Let me introduce myself. My name is Rumor, I am a nearly 2 year old Black Lab. I was named for the Greek Goddess of the same name. She was a swift-footed goddess who delivered messages…not always truthfully. In other words she was rather capricious and spirited. Yes, that’s a good name for a female Lab!
Like most pups, I love running around, love being with my people and most of all, I love food. If left up to me, I’d most likely eat all day. That’s where you come in. You need to make sure I don’t get too much food. And the food I do get should be healthy, just like for you humans. Since my breed has a tendency to get pudgy, my mom and dad feed me weight control food. I have my own treats and don’t get much in the way of human food. Makes sense ‘cause I’m not human!
We dogs need exercise and lots of it. I take my mom on running/playing outings twice a day, regardless of the weather. We’ve seen many a sunrise together so she can fit it in before she leaves for work. Then, as soon as she gets home, we go out again. I have her trained, but believe me, it was not an easy thing to accomplish. It helps to have fields across the street from the house, but you can get a good workout right in your own backyard. And during the day, my dad takes me for a long walk through our neighborhood. So you can see, my humans are quite trained. Anyone can train their human like I did but it does take perseverance. Here’s what you do:
Step 1. Look cute. We do that naturally. We’re dogs.
Step 2. Sit by the door, looking longingly at it. Nudge your leash if it conveniently hanging on the knob. If not, try to get a hold of it and carry it to the door. Humans love when we do things they think are smart.
Step 3. Whimper softly, looking back into those human eyes. Humans tend to melt pretty easily.
Repeat those steps. Often. Constantly. Until they get the message.
If steps 1 through 3 did not work, some dogs think it’s time to bring in the big guns. I have some friends who have resorted to desperate measures to get this point across – I don’t recommend this. Things like chewing up shoes, scratching destructively at the door, tearing up the yard, incessant barking – all destructive ways to relay the need for exercise – are ways of relieving pent-up energy but generally speaking, those kinds of tactics don’t lead to the desired result.
This is why I’m here – to let people know that we pooches struggle with our weight too but unlike humans, we cannot fight it on our own. When they adopted us, they adopted the responsibility to love us and care for us. So they have to make sure we get the exercise we need. Obesity in dogs is not good. According to Petplace.com, between 25% and 40% of dogs are overweight. When we’re overweight, it gets to be tough on our hearts and of course, on our joints. Many of us are prone to hip problems and carrying around extra weight can really cause us problems.
And remember we’re all different. I’m a Lab. I need to run. A lot. And I’m working hard to train my mom while I’m at it. She’s doing pretty well, I must say. But other breeds have different needs. I hope you will take the time to get to know us as individuals.

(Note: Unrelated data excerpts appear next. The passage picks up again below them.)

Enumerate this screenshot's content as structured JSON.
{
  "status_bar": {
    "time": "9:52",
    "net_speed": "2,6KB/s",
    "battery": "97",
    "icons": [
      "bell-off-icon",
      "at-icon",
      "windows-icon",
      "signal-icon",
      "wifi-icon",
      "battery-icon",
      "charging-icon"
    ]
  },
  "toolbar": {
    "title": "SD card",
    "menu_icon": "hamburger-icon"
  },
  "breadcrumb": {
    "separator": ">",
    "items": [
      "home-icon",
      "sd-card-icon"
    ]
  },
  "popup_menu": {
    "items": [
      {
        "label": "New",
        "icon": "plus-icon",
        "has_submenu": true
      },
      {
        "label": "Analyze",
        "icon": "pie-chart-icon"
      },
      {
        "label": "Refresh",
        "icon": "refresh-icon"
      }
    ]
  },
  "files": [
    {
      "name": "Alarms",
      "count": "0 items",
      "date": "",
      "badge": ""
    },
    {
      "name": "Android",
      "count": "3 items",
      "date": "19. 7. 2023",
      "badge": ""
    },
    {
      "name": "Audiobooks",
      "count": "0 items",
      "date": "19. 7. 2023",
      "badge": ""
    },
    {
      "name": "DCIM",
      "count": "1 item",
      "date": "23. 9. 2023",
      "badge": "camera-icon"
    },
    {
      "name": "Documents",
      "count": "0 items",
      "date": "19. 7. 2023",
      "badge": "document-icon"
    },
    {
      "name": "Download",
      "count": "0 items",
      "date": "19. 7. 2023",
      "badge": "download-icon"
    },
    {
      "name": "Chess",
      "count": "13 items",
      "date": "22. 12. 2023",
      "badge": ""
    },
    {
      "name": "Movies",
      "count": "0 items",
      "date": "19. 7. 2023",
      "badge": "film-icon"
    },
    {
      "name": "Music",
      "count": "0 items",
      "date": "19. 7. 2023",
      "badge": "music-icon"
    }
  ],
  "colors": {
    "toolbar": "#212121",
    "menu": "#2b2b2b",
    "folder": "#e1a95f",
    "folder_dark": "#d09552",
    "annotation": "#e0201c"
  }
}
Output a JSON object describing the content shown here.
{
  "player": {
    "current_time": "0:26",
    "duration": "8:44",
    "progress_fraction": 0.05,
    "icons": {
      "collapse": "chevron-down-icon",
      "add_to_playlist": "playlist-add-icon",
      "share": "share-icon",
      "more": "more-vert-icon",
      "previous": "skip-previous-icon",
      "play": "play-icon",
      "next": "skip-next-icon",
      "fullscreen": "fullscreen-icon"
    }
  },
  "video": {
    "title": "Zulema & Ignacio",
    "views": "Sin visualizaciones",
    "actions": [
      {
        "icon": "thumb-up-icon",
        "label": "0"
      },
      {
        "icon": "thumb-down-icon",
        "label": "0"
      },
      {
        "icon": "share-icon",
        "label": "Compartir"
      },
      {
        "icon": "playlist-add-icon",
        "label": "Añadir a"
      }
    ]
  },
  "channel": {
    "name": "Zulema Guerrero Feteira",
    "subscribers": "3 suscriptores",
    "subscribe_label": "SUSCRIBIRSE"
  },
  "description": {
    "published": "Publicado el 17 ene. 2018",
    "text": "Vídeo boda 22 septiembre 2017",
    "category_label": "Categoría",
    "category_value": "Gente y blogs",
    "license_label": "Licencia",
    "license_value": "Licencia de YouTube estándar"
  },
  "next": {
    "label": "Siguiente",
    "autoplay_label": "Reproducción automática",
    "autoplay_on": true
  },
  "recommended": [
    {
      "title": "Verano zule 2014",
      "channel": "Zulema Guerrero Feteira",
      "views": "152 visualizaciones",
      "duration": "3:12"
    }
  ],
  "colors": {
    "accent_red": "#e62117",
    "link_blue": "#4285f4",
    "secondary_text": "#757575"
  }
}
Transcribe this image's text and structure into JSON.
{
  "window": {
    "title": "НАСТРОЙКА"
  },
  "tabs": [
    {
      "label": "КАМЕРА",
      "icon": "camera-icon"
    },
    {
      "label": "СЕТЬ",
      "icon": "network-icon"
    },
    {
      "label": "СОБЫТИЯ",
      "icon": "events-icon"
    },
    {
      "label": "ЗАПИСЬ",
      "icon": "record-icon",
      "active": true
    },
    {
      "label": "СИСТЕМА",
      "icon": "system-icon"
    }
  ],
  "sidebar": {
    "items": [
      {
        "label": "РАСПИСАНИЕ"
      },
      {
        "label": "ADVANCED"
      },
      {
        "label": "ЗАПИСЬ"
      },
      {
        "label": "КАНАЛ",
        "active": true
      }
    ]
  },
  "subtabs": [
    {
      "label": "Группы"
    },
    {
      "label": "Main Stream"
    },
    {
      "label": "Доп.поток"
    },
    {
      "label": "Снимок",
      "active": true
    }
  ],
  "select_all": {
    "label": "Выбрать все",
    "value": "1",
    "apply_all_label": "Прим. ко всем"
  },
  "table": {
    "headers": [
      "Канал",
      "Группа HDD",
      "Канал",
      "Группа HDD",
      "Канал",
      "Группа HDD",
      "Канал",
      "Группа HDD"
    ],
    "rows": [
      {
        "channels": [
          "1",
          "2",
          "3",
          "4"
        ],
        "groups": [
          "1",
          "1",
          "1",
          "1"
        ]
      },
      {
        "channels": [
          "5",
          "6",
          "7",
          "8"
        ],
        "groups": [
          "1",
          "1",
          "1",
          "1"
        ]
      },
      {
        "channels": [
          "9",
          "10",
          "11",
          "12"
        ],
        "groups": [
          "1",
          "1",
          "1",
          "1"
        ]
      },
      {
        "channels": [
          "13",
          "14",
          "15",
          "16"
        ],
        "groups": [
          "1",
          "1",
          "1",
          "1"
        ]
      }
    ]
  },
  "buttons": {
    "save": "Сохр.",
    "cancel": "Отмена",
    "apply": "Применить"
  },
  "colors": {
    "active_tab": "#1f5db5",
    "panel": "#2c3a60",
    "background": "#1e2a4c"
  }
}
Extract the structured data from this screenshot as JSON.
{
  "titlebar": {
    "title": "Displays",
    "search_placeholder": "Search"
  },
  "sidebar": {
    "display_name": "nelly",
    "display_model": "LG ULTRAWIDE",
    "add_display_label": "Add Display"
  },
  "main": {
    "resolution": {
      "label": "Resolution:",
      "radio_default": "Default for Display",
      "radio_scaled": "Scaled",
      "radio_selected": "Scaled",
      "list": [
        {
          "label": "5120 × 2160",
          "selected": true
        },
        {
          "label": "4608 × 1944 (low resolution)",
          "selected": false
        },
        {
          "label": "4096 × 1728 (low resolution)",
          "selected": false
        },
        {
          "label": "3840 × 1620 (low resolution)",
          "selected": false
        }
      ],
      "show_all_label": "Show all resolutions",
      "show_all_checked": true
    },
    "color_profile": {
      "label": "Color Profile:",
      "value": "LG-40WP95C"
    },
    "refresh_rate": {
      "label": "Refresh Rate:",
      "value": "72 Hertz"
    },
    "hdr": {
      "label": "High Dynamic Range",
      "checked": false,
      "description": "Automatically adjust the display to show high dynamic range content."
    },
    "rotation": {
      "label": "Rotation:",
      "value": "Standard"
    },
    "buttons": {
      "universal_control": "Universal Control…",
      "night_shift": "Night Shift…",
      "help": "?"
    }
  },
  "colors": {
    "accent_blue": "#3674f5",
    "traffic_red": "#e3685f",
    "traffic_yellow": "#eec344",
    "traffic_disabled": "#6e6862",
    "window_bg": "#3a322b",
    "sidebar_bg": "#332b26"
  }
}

So you can see, it’s important that we pups get our exercise. You don’t need to take us to large fields to get exercise. We can play in our own backyards, or even inside the house if need be. Frisbee, tennis balls & sticks are all great for a good game of fetch. We are not picky. A walk around the neighborhood or a cross country run – we just love being outside and spending time with you. One other thing. Remind your mom and dad to take a plastic bag along on the trip. I don’t like to leave ‘evidence’ behind.
Oh, and not that I’m a fan, particularly, but don’t forget that cats can get overweight too. So make sure to play with your feline friends, don’t overfeed them and keep them fit and trim.
After all, a healthy pet is a happy pet.